Acacia inops
- Conservation status: Priority Three — Poorly Known Taxa (DEC)

Scientific classification
- Kingdom: Plantae
- Clade: Embryophytes
- Clade: Tracheophytes
- Clade: Spermatophytes
- Clade: Angiosperms
- Clade: Eudicots
- Clade: Rosids
- Order: Fabales
- Family: Fabaceae
- Subfamily: Caesalpinioideae
- Clade: Mimosoid clade
- Genus: Acacia
- Species: A. inops
- Binomial name: Acacia inops Maiden and Blakely
- Synonyms: Racosperma inops (Maiden & Blakely) Pedley

= Acacia inops =

- Genus: Acacia
- Species: inops
- Authority: Maiden and Blakely
- Conservation status: P3
- Synonyms: Racosperma inops (Maiden & Blakely) Pedley

Species of legume

Acacia inops is a species of flowering plant in the family Fabaceae and is endemic to a restricted part of the south-west of Western Australia. It is a scrambling shrub with weak, thread-like branches, more or less sessile narrowly triangular, sharply pointed phyllodes, and spherical heads of cream-coloured to white flowers.

==Description==
Acacia inops is a weak, scrambling shrub that typically grows to a height of 0.4–1.1 m and has thread-like branches, its branchlets usually glabrous and green. The phyllodes are more or less sessile, narrowly triangular and turned downwards, 5–7 mm long and 0.5–1 mm wide, sharply pointed and glabrous. There are stipules 1–2 mm long and a gland on a short, blunt spur at the base of the phyllode, and a central midvein. The flowers are borne in a spherical head in axils on a slender peduncle 3–5 mm long, each head with five to nine cream-coloured to white flowers.

==Taxonomy==
Acacia inops was first formally described in 1928 by the botanists Joseph Maiden and William Blakely in the Journal of the Royal Society of Western Australia. The specific epithet (inops) means 'poor' or 'weak'.

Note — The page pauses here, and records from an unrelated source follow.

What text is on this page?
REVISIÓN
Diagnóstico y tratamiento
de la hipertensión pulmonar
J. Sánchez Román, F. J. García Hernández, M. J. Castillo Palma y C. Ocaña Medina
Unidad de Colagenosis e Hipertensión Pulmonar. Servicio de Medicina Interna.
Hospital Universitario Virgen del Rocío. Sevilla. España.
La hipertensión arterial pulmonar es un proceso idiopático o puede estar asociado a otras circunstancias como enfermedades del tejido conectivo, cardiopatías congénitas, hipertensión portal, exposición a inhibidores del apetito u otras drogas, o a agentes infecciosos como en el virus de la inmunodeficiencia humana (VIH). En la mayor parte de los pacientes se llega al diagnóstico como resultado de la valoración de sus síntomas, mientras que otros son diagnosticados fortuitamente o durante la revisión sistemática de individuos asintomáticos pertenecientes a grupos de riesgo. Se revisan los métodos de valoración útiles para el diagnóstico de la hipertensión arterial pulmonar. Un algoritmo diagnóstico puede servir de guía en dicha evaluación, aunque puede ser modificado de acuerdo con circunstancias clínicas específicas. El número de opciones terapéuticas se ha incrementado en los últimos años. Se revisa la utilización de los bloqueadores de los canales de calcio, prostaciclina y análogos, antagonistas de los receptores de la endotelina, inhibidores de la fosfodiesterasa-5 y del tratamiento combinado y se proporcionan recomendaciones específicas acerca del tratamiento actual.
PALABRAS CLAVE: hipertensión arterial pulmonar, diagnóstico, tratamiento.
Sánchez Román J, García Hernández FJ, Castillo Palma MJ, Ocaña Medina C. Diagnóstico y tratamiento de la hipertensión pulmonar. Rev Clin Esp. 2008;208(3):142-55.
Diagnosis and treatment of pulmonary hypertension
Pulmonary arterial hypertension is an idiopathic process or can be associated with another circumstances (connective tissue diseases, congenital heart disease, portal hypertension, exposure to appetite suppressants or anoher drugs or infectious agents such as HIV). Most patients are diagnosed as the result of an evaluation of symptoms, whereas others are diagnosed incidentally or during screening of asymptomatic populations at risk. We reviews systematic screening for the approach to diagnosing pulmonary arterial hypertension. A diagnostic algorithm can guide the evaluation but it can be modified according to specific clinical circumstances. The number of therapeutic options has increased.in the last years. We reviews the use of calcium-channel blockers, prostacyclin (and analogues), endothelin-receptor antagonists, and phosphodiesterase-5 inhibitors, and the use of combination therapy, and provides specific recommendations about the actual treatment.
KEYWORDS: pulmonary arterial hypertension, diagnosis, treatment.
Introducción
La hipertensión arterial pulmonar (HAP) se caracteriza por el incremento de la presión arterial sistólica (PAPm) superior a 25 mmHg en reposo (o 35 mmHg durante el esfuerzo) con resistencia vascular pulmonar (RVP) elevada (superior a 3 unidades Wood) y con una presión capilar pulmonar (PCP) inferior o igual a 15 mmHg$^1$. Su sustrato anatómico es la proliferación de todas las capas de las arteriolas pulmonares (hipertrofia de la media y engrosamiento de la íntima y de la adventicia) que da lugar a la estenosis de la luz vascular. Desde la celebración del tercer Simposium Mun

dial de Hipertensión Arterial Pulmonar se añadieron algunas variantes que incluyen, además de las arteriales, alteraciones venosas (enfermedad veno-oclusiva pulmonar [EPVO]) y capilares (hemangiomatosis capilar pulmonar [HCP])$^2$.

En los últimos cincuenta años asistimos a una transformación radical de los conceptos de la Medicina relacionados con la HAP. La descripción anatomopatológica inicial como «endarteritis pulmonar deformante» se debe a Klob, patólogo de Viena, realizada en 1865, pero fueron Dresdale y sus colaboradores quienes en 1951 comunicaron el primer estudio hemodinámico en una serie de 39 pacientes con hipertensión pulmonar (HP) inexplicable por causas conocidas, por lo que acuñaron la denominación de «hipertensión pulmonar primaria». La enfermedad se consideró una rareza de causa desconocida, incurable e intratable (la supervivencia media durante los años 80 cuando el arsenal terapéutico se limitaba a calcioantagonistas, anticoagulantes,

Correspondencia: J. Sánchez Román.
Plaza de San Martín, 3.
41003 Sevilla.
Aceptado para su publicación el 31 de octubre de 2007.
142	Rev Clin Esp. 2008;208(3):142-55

==Distribution and habitat==
This species of wattle grows in and around swamps and creek-lines in black peaty sand or clay and is restricted to areas around Margaret River in the Jarrah Forest and Warren bioregions of south-western Western Australia.

==Conservation status==
Acacia inops is listed as "Priority Three" by the Government of Western Australia Department of Parks and Wildlife, meaning that it is poorly known and known from only a few locations but is not under imminent threat.